Nos constatations étaient partagées par plusieurs candidats lors des débats préélectoraux. Dans notre pays, il y a eu un effort conséquent de l'État en matière de politique de logement, avec près de 40 milliards d'euros de dépenses publiques. Malgré cela, il y a 4 millions de mal logés, et nombre de nos concitoyens rencontrent des difficultés en matière de logement. Il est aujourd'hui nécessaire de faire évoluer le système sur le plan budgétaire, lequel découle directement des orientations données par Raymond Barre en faveur des aides personnelles au logement, qui étaient certes soutenables à l'époque, mais qui conduisent aujourd'hui à faire évoluer le système.

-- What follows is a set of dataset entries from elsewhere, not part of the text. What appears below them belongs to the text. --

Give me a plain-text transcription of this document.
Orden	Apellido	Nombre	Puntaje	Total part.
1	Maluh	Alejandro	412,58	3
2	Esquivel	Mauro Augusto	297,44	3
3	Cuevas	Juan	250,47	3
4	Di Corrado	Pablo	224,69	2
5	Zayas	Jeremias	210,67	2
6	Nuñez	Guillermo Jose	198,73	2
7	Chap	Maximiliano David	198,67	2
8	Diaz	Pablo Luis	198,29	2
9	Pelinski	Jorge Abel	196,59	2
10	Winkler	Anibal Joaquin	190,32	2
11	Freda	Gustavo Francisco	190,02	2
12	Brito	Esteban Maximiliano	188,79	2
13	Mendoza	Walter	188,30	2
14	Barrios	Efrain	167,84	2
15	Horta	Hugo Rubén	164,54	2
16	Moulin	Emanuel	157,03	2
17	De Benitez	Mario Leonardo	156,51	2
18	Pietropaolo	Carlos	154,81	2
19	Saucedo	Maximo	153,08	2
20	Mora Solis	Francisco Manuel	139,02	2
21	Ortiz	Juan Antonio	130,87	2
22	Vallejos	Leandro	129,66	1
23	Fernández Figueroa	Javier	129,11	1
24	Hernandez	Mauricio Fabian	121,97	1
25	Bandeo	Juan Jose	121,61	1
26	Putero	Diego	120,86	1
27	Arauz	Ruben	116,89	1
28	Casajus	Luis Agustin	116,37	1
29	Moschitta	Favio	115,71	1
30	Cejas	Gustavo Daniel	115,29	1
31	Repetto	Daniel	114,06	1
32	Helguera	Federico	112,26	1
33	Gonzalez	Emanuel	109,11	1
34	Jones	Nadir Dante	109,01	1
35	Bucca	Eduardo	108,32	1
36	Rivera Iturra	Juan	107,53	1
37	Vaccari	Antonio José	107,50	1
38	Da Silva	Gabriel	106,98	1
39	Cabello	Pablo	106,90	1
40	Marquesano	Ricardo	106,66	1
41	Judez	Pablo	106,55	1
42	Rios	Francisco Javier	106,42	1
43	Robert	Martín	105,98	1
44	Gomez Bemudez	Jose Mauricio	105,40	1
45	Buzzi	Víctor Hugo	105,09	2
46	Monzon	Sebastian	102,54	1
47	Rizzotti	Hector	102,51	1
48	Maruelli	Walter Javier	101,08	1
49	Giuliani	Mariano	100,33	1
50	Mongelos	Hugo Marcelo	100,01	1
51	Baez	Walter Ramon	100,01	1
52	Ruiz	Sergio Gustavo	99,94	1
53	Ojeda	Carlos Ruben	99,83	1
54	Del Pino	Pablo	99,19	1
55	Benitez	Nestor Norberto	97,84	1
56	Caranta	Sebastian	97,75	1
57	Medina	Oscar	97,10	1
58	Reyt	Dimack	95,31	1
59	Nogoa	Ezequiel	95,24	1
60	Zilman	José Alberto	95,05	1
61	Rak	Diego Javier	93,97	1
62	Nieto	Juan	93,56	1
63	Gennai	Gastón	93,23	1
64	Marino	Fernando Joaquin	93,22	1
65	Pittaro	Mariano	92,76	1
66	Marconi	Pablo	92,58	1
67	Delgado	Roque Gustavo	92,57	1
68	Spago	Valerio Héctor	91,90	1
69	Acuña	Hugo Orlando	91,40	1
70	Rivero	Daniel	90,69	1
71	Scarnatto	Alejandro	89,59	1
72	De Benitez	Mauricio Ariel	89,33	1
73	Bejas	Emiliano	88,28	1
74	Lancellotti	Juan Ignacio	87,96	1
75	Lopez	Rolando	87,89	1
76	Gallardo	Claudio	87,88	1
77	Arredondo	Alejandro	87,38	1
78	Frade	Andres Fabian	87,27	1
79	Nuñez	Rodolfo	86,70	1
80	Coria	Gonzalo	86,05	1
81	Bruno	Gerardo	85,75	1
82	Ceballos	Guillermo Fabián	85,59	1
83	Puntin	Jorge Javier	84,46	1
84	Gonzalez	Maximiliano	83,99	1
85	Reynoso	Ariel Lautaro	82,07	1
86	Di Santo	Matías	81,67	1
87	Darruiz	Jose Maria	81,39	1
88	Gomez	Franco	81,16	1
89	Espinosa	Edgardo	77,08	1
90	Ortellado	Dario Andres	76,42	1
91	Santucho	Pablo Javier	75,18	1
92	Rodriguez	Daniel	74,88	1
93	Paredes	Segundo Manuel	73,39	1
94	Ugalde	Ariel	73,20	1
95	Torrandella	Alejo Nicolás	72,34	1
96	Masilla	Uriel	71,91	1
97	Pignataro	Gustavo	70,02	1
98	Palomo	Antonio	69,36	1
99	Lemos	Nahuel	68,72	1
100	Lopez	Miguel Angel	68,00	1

De manière schématique, nous avons un problème en zone tendue - pour reprendre une classification développée sous le ministère de Benoist Apparu -, avec une offre généralement de qualité, mais en deçà de la demande de logements. En outre, nous avons également un problème en zone détendue, où l'offre de logements est en général suffisante, mais la demande est plus faible, ce qui conduit à la vacance de nombreux logements, et par voie de conséquence à une dégradation des centres des villes moyennes. Nous sommes d'ailleurs en train de préparer un plan d'action qui leur est destiné.
Ainsi, il s'agit aujourd'hui de construire plus, mieux et moins cher.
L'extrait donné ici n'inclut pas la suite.